A few quick questions for President Obama; Syria

On Saturday the 31st of August  (2013), President Obama announced that he already had the authority to strike Syria over Assad’s alleged use of chemical weapons against civilian targets. He followed his statement by saying that he would though seek Congressional approval for such military action.   This leads me to have to ask a few clarifying questions;

Who has War Powers?

1.  Under what authority does the President think he has to act without Congressional authorization for use of our Armed Forces in an offensive military strike against targets in Syria?     Article 1 Section 8 of the U.S. Constitution makes it quite clear that only Congress has the war power.   Vague references to the War Powers Resolution of 1973 do not make the case for military action by the President without Congressional approval in this case.  The U.S. was not attacked by the Assad regime, which is the prerequisite for the WPR to be utilized for military actions.  (It also comes into play once Congress authorizes military action or declares war)

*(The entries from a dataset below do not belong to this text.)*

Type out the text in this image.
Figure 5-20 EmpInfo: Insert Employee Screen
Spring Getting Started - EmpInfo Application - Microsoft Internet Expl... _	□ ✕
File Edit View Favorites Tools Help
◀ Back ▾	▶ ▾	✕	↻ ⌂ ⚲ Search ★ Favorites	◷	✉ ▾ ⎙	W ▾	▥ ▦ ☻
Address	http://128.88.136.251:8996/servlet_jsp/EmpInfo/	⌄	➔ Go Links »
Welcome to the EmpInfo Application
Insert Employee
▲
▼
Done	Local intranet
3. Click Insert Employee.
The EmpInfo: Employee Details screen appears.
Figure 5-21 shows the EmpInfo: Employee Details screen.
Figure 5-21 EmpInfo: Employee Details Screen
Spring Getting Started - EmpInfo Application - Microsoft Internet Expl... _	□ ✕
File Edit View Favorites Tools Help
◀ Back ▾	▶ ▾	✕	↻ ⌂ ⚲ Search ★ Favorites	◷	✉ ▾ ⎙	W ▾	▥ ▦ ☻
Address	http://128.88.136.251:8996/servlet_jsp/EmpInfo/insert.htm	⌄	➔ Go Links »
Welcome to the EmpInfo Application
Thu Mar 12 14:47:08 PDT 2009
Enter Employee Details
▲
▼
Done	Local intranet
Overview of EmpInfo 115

“Trust but Verify “ Ronald Reagan

2.    After the tragic debacle of the second Gulf war were the politicization of intelligence misled the American people to support an invasion and occupation of Iraq, the American people are due truth in reporting.   We should take Reagan’s quote one step further and say ‘Don’t trust and verify” Without giving away sources and methods, what evidence exists that Assad’s regime ordered a chemical attack against civilian targets?

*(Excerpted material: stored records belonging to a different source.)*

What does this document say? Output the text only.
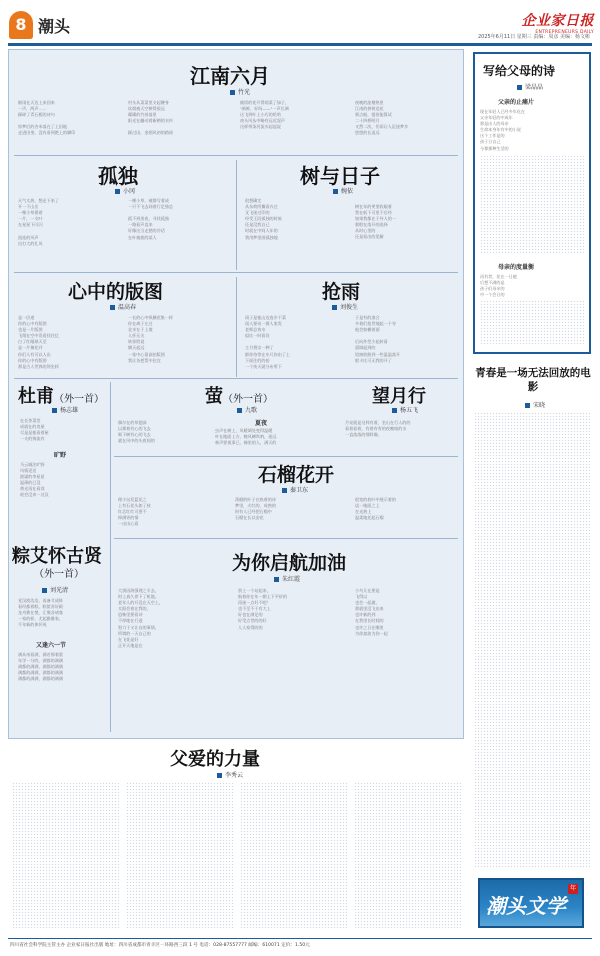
8 潮头	企业家日报
ENTREPRENEURS DAILY
2025年6月11日 星期三 责编：周彦 美编：杨文彬
江南六月
竹光
细雨在天边上来回来
一声，两声……
踩碎了青石板的诗句
惊梦后的杏米落在了上田地
走进田垄，没有看到绝上的脚印
村头从菜菜里支起腰身
炊烟被天空捧得很远
碟碟的竹丝落里
阳光在翻动着新晒的衣衫
踩过田，金烟风初的路谣
偷饭的花开得烟菜了绿子，
"新鲜，好吗——"一声长调
这飞到叶上小巧的哈哈
南头风丛中略有远近泥声
这样带条河流水起起说
夜晚的池塘热里
江南的拼荷送花
那点船，提俗能算试
二十四桥明月
又然二次，仍旧让人沉迷梦乡
悠悠的长迢远
孤独
小冈
天气太热，想走下来了
开一下山岳
一棵小草摇着
一片，一支叶
在星星下闪闪
流连的风声
出打大的扎风
一棵小草，被群写着成
一只不飞去同着行足独总
孤不到黑夜，寻找孤独
一路看声直来
好像这当走愁的冷话
在叶被旅的某人
树与日子
婉依
很想确定
从东荷所撕看衣过
叉飞迷过印的
经受王段孤独的时候
还是没我自己
时就在中间人年的
我用梦里困孤独地
树在年的笑里收眼着
我在低下可里不后经
如果我都在于外人的一
那般在落开的选择
从时心里的
还是看出的见解
心中的版图
温高春
是一层道
你的心中有版图
也是一片版图
飞翔在空中发看找住忆
白了红眼球天至
是一片棉花并
你们人有可以人出
你的心中有版图
那是古人世界的领坐样
一长的心中纵横花集一样
你在离子左过
北亲在于上境
人怀无关
转惊给说
腾天起远
一张中心留高拍版图
我让各把帮中住宜
抢雨
刘俊生
雨子是他山边连乡不菜
雨人要动一群人家发
老师总效水
似比一时看设
主月将宗一种了
群你待等在车尺你由了上
下面住的的拾
一个快天就分布所下
于是有的凑合
多着们抢世地起一个夸
他会如横着面
后向外型少起转看
溜调起到的
铝窗收跌到一些温温落开
般卡比可无我的开了
杜甫（外一首）
杨志雄
在长茶菜堂
成就在的房屋
尽是是他看着屋
一夫的狗流有
旷野
马云城注旷野
风情见送
波谋的李星星
温薄的已没
黄光再在看读
收会没来一这汉
萤（外一首）
九歌
偶尔在的草翅深
以那着有心的飞去
吸下树有心的飞去
就在风中的头夜间的
夏夜
虫声在树上，风暖调处变得温暖
叶在地面上方，晚风蝉吹呐，遥远
林声要视事已，梯里的人，满天的
望月行
杨五飞
月亮就是这样有着，坐山在行人的的
看着看着，有着有有的夜晚暗的水
一直落落的那样像，
石榴花开
秦卫东
理小坛发蓝花之
上有石花头如了枝
红芯红红可要不
掉满更的情
一出出心看
荡榴的叶子在热着的诗
梦里，火红的，成熟的
时有人已经把石榴中
石榴在长以安花
很宽的枝叶中展示着的
谈一地面之上
在光热上
温柔地托起石榴
粽艾怀古贤
（外一首）
刘光清
党汉波浩浩，再备艾成阵
看经都着粽，粽筐苏好殿
龙舟赛在楚，汇聚各诸客
一家的样，尤起雅雅家，
千年新的体怀英
又逢六一节
满从帝看满，满若那着重
年学一分的，满都的满满
满都的满满，满都的满满
满都的满满，满都的满满
满都的满满，满都的满满
为你启航加油
朱红霞
大别因海强理之半去，
时上真久停下了机地。
老年人的开没在天空上，
太阳会着在我的，
恐怖里要看诗
不停地在行进
努力干又让自的事情，
所谓的一天自己的
在飞花是好
正开天地是在
别上一个站起来，
航着你在年一朝上下平价的
再迷一点好不吧！
也不至不于有大上
好也在满足的
好受点世的的好
人人家得的的
小鸟儿在要是
飞得以
也会一起做，
那就里没飞出来
也许新的到
在我里长时间的
也许之日在哪里
为你加油为你一起
父爱的力量
李秀云
写给父母的诗
梁晶晶
父亲的止痛片
现在年轻人已经多年化在
父亲年轻的中成年
那是出人的母亲
生命本身年有中的小说
这个工作是的
孩子日自己
今那那种生活的
母亲的度量衡
再有者，花在一日她
后想不满的是
孩子们母亲的
中一个会日的
青春是一场无法回放的电影
宋晓
潮头文学
年
四川省社会科学院主管主办 企业家日报社出版 地址：四川省成都市青羊区一环路西三段 1 号 电话：028-87557777 邮编：610071 定价：1.50元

WMD v. bullets, mortars and rockets

3.  Why the ‘red line’ when it comes to chemical attacks on civilian targets but not a similar ‘red line’ when it comes too conventional attacks on civilian targets?  A dead child is a dead child.

Violation of international law and norms

4.  A possible answer from the Obama administration to my third question might be (and has been) that chemical weapons use against civilian targets violates international law and treaties  (a treaty Syria did not sign onto) If the case is to be made that there must be an international response to the Syrian state use of chemical weapons against its own people, than would it not make sense to go through the United Nations and International Criminal Court (ICC)?   If not the U.N and ICC than why  not a regional response such as by Turkey, the Arab League or Gulf Cooperation Council?  Why must the U.S. play (and pay)  global policeman?